When the smear is stained with carbol fuchsin, it solubilizes the lipoidal material present in the Mycobacterial cell wall but by the application of heat, carbol fuchsin further penetrates through lipoidal wall and enters into cytoplasm. Then after all cell appears red.

Then the smear is decolorized with decolorizing agent (3% HCL in 95% alcohol) but the acid fast cells are resistant due to the presence of large amount of lipoidal material in their cell wall which prevents the penetration of decolorizing solution.

The non-acid fast organism lack the lipoidal material in their cell wall due to which they are easily decolorized, leaving the cells colorless. Then the smear is stained with counterstain, methylene blue. Only decolorized cells absorb the counter stain and take its color and appears blue while acid-fast cells retain the red color.

CAPSULE STAINING

The main purpose of capsule stain is to distinguish capsular material from the bacterial cell. A capsule is a gelatinous outer layer secreted by bacterial cell and that surrounds and adheres to the cell wall.

Chemically, the capsular material is a polysaccharide, a glycoprotein or a polypeptide. Capsule staining is more difficult than other types of differential staining procedures because the capsular materials are water soluble and may be dislodged and removed with vigorous washing.

The specimen does not need to be heat-fixed prior to negative staining. Bacterial capsules are non-ionic, so neither acidic nor basic stains will adhere to their surfaces.

Few methods are discovered to observe capsules through microscope and these methods are based on the staining of background and the cells, but not the capsule.

So in this way the capsular material / capsules getting differentiate from the cells.

Types of Capsule Staining

• Negative staining with Indian Ink
• Anthony’s Method (Positive capsule staining)

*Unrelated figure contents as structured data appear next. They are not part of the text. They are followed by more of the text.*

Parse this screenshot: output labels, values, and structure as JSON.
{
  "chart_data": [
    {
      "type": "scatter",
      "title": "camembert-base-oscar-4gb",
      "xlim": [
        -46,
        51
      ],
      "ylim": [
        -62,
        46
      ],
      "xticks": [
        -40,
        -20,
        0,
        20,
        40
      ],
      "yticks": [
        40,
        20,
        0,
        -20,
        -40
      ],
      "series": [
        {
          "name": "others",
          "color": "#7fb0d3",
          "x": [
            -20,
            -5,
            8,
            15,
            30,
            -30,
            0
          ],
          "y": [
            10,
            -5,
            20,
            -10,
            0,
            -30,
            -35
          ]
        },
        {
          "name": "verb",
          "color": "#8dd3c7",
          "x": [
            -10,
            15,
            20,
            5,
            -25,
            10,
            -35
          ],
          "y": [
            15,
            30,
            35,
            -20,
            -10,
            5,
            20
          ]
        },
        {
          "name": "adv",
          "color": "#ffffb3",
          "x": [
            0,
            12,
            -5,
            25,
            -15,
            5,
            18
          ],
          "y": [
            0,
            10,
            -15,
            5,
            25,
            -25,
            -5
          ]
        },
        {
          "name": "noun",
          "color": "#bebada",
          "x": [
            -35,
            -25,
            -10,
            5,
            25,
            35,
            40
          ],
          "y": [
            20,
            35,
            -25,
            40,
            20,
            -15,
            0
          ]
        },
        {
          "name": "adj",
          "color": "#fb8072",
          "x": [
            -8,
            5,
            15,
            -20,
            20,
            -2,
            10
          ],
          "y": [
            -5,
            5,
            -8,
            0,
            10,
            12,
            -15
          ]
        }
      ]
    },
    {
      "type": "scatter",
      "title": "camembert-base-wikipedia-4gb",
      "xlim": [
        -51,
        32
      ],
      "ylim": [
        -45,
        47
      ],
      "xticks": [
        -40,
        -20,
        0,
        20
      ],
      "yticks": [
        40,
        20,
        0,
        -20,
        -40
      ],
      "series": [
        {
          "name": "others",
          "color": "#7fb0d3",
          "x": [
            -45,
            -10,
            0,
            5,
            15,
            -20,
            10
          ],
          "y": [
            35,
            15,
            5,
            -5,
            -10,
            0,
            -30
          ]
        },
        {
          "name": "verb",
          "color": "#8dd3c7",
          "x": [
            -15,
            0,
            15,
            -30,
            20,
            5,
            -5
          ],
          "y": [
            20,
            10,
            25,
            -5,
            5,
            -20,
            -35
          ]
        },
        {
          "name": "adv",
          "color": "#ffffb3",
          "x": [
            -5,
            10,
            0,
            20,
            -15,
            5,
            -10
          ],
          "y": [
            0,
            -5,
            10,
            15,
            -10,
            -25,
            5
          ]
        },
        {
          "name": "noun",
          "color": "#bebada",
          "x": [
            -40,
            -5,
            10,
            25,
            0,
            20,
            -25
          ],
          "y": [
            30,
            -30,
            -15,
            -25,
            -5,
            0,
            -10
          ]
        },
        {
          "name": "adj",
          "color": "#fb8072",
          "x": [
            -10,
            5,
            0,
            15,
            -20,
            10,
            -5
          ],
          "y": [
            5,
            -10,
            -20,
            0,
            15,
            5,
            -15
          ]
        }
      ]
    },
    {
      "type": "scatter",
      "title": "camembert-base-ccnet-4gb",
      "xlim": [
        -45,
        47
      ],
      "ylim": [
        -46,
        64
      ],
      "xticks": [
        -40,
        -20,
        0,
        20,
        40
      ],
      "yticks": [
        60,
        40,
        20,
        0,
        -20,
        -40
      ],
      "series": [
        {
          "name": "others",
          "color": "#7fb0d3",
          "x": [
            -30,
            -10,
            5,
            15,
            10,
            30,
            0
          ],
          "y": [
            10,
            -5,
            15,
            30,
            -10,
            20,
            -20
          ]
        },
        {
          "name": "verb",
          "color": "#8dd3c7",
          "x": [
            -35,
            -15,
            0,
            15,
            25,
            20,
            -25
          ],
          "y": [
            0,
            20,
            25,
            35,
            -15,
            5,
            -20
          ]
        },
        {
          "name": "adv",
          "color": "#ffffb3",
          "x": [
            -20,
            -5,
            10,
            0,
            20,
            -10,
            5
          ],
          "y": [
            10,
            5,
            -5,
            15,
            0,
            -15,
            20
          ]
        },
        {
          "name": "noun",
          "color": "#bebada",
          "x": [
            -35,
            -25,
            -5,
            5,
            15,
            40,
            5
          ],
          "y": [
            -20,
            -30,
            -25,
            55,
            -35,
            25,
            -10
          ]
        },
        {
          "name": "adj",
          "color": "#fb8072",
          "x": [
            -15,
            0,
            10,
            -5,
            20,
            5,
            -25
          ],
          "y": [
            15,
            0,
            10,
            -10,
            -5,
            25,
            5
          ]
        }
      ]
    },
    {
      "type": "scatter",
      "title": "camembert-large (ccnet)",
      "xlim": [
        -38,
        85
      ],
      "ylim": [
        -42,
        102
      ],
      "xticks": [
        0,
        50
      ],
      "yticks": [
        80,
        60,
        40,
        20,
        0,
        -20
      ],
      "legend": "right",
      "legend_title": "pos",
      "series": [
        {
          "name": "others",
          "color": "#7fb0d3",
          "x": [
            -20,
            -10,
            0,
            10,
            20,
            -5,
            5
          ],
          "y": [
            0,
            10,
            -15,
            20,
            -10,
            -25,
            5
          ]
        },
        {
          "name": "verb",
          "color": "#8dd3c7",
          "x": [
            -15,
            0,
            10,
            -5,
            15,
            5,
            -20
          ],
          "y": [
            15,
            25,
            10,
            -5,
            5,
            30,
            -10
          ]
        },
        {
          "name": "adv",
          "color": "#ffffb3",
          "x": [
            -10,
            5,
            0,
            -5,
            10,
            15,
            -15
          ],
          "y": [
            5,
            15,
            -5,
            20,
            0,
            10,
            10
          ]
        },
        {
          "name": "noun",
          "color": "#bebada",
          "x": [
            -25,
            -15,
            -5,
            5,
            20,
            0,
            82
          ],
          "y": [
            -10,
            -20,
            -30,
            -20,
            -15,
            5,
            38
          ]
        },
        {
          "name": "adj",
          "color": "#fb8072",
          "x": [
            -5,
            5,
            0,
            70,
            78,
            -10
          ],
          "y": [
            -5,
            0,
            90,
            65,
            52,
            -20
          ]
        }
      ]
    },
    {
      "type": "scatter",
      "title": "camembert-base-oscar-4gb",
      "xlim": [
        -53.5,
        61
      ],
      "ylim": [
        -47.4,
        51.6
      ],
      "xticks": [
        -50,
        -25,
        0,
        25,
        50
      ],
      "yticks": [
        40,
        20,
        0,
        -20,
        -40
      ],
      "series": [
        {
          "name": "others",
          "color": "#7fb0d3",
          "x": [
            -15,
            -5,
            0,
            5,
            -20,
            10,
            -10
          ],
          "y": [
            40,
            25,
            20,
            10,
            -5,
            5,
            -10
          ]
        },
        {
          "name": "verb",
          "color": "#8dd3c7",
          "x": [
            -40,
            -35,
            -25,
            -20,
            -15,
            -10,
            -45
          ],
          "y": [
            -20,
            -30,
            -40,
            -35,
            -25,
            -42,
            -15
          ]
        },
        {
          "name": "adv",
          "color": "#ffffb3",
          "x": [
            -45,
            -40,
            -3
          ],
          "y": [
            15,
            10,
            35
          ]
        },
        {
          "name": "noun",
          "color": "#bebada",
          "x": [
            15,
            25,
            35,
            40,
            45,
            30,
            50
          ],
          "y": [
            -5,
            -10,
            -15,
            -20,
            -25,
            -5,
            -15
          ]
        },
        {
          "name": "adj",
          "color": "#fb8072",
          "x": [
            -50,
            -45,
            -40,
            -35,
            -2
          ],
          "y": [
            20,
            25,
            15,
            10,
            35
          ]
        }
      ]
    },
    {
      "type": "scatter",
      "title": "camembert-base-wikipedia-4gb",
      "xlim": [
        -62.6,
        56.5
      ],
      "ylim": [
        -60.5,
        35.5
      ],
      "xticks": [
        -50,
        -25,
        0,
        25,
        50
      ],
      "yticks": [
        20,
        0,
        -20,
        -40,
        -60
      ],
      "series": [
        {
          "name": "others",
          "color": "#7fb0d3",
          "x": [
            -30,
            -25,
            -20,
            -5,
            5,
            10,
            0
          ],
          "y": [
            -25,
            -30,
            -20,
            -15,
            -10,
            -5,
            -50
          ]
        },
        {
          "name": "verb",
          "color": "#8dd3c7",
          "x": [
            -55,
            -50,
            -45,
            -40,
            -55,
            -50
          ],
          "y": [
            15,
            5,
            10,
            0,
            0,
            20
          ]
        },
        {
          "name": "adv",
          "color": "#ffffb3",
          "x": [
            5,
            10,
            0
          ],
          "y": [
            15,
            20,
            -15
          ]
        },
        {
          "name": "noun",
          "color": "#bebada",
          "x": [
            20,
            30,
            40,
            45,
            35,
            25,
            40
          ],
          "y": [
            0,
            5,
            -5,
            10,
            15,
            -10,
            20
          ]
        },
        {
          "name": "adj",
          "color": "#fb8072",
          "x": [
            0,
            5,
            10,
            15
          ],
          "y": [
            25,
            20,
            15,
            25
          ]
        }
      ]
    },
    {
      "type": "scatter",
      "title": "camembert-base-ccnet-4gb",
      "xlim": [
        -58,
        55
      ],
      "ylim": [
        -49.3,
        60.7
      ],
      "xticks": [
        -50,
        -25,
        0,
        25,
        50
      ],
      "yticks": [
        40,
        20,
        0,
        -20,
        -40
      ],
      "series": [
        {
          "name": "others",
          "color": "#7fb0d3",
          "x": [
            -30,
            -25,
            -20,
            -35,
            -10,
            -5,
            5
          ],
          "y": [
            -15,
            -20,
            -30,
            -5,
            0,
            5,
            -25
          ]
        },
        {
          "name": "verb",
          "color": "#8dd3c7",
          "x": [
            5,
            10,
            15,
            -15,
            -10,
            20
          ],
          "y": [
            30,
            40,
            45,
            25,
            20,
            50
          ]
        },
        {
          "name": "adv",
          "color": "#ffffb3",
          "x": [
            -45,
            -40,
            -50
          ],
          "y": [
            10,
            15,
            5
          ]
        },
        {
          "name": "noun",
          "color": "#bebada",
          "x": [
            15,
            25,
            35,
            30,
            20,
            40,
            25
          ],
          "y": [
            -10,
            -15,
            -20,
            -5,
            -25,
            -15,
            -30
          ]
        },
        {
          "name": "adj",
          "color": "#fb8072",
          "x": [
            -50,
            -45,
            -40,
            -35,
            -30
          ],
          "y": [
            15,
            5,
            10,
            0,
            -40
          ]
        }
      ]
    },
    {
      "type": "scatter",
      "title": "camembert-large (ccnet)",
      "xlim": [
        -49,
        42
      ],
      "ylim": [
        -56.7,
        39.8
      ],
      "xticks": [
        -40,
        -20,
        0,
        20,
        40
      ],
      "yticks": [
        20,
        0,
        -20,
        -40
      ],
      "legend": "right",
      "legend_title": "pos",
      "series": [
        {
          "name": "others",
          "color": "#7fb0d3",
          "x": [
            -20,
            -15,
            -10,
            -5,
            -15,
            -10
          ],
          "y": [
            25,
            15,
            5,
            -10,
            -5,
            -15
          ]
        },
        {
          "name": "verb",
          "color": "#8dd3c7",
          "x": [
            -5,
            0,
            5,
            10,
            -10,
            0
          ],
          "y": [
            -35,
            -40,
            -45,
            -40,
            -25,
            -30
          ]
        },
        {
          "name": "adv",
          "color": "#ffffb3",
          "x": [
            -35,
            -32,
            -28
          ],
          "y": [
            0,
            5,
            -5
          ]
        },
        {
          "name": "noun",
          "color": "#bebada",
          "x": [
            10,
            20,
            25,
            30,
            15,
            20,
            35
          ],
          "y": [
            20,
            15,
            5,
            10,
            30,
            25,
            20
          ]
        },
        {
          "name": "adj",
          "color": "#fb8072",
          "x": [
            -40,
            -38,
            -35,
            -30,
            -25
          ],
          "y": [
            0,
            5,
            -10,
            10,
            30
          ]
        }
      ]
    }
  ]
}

Negative Staining with India Ink:

In this staining method, the specimen appeared in contrast, darker colored background with stained cells (if present in the sample) but an unstained capsule. The darkbackground is formed with india ink or nigrosin or congo red.

When viewed under the microscope,

• The background will be dark as a result of India ink,
• Bacteria cells (if present in the sample) will be purple having taken the crystal violet dye
• The capsule appeared clear area against a dark background as it takes no stain.

Anthony’s Method:

Crystal violet stains both cells and capsules. On treatment with copper sulfate, capsules appear light blue while cells remain dark blue.

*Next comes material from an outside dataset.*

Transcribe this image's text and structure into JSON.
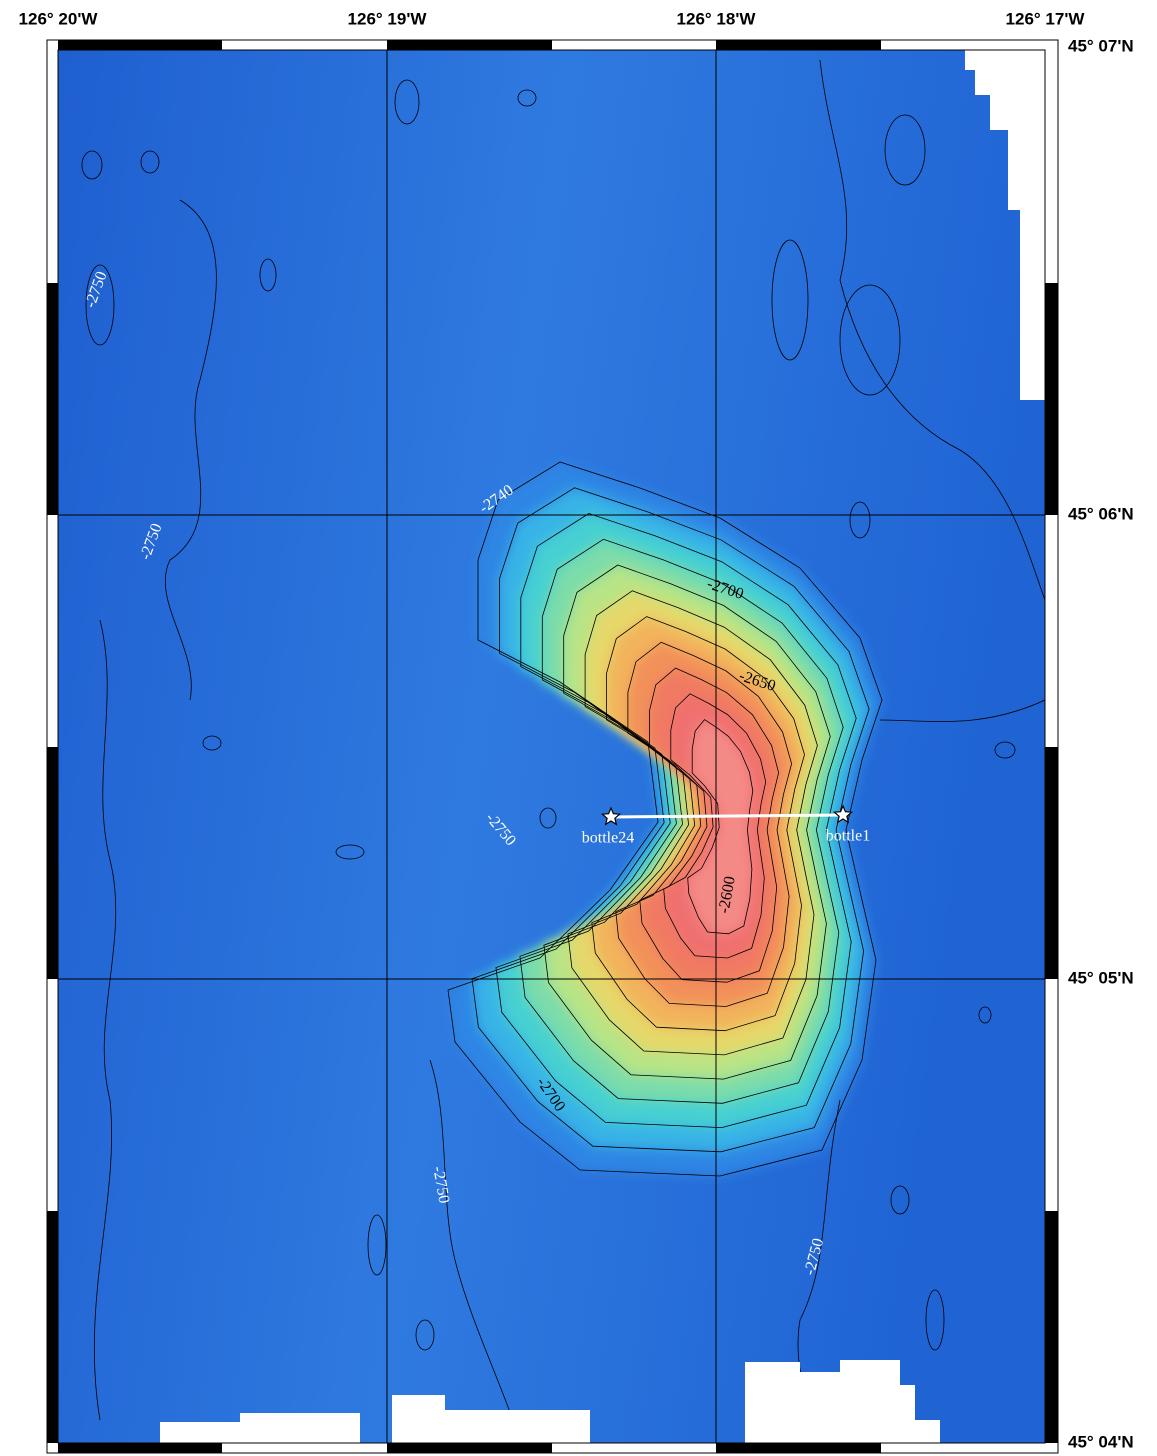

In this method, two dyes, crystal violet, and India ink are used. The capsule is seen as a clear halo around the microorganism against the dark background. This method is used for demonstrating Cryptococcus.

When viewed under the microscope, the background will be dark as a result of India ink, bacteria cells will be purple having taken the crystal violet dye while the capsule will be clear against a dark background given that it takes no stain.